Avec son confrère Rémi Lorrain, l'avocate a déconstruit la démonstration du ministère public, lors du réquisitoire, sur l'infraction de prise illégale d'intérêts. La veille, Rémy Heitz et Philippe Lagauche avaient expliqué qu'en la matière, "le mobile", à savoir une vengeance du ministre à l'égard de magistrats avec lesquels il avait eu maille à partir lorsqu'il était avocat, n'était même "pas nécessaire pour caractériser l'infraction". "L'accomplissement de l'acte en connaissance de cause suffit", avaient-ils assuré.

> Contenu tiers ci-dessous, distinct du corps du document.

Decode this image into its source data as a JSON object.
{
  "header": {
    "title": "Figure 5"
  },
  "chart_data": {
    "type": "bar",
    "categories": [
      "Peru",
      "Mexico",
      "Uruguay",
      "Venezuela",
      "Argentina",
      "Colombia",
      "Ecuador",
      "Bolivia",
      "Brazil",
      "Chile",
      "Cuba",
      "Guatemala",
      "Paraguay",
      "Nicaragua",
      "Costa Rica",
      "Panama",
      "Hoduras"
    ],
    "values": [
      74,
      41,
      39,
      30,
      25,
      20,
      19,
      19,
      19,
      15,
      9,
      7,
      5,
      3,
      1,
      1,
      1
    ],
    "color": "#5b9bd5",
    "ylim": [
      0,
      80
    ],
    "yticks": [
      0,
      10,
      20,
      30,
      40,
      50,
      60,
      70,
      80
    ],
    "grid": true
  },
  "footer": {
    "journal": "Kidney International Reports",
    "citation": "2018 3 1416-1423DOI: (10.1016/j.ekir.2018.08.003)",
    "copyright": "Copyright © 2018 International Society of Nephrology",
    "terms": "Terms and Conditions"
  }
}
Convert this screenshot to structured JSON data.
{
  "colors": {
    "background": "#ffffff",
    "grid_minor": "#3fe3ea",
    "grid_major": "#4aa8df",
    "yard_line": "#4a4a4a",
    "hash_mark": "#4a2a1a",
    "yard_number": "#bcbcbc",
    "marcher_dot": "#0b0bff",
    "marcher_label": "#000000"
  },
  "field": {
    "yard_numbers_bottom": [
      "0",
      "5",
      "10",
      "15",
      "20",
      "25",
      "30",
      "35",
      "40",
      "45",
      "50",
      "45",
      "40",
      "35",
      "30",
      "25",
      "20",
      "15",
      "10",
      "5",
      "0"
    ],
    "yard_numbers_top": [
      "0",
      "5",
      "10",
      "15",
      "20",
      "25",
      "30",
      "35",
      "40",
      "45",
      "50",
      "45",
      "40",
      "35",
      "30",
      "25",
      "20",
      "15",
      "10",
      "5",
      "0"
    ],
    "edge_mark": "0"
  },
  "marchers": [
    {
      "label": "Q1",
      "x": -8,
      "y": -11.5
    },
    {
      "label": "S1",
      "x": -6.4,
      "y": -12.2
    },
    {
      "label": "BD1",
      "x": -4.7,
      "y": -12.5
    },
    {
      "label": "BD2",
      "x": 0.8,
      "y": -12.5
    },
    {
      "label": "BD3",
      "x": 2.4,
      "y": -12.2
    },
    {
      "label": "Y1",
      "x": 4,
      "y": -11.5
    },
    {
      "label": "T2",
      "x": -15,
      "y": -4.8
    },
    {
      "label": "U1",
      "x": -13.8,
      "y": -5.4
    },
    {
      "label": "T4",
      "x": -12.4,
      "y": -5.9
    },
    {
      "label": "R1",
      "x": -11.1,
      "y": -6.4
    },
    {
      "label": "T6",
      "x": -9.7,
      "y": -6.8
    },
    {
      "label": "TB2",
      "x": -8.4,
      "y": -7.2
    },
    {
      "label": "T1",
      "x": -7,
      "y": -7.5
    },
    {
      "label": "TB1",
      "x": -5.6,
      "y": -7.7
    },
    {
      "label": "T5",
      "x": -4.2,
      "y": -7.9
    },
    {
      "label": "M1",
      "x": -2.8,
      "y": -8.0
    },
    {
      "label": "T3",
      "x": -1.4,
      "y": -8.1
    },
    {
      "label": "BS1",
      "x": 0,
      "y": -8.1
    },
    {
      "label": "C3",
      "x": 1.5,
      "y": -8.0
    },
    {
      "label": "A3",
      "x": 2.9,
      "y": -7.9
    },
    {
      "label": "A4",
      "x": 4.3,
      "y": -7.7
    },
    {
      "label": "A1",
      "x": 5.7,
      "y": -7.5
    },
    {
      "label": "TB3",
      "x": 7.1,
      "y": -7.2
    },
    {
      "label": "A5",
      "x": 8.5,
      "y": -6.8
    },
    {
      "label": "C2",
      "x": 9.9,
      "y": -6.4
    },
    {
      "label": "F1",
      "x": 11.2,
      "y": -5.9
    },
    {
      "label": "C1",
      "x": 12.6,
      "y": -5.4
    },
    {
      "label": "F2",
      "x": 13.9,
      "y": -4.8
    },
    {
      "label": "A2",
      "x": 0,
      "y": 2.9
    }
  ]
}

"Il faut avoir voulu sciemment commettre un acte", "abusé de sa fonction", "compromettre l'intérêt public, mis en péril en raison de la recherche d'un profit personnel", ont opposé les conseils du ministre, rappelant qu'en l'espèce, Eric Dupond-Moretti n'était "pas à l'origine" de l'enquête initiale demandée sur ces magistrats par sa prédécesseure Nicole Belloubet et qu'il n'avait fait que suivre les "recommandations de son administration" en ordonnant par la suite des enquêtes administratives.

Pour démontrer l'absence "d'intérêt moral" d'Eric Dupond-Moretti dans ces enquêtes, Rémi Lorrain a souligné que les critiques formulées quand il était avocat ne visaient "pas directement" ces magistrats. "Quand il parle 'd'enquête barbouzarde'" dans l'affaire des fadettes, "à quel moment désigne-t-il un membre du Parquet national financier (PNF) ?", s'est-il interrogé. Et l'avocat d'ironiser sur le fait que la magistrate du PNF qui a ouvert l'enquête des fadettes n'a pas été visée par l'enquête administrative : "C'est une curieuse vengeance que de se venger contre les mauvaises personnes." 

"On est à deux doigts de dire : il y a deux choses qu'Eric Dupond-Moretti n'aime pas dans la vie : les épinards et le PNF. On en est là !"

Rémi Lorrain, avocat de la défense

lors de sa plaidoirie devant la CJR

"Qui s'est vengé de qui dans cette affaire ?", a appuyé sa consœur. "C'est bien une guerre qui lui fut déclarée. Pour obtenir quoi ? Pour obtenir sa démission", a plaidé Jacqueline Laffont, en allusion aux propos de l'Union syndicale des magistrats, qui avait qualifié la nomination d'Eric Dupond-Moretti de "déclaration de guerre contre la magistrature" 

La pénaliste, rompue aux dossiers politiques, a enjoint les 15 juges de la CJR, dont 12 parlementaires, d'examiner les preuves lorsqu'ils se prononceront sur la culpabilité du ministre : "La question est simple : elle est de savoir si, oui ou non, vous pouvez penser et être certains, sans avoir le moindre doute, qu'Eric Dupond-Moretti s'est rendu coupable d'une prise illégale d'intérêts et s'il avait en tête, en arrivant au ministère de la Justice, de se venger de magistrats." Ce jury d'exception a deux semaines pour répondre à cette question et rendre une décision très attendue.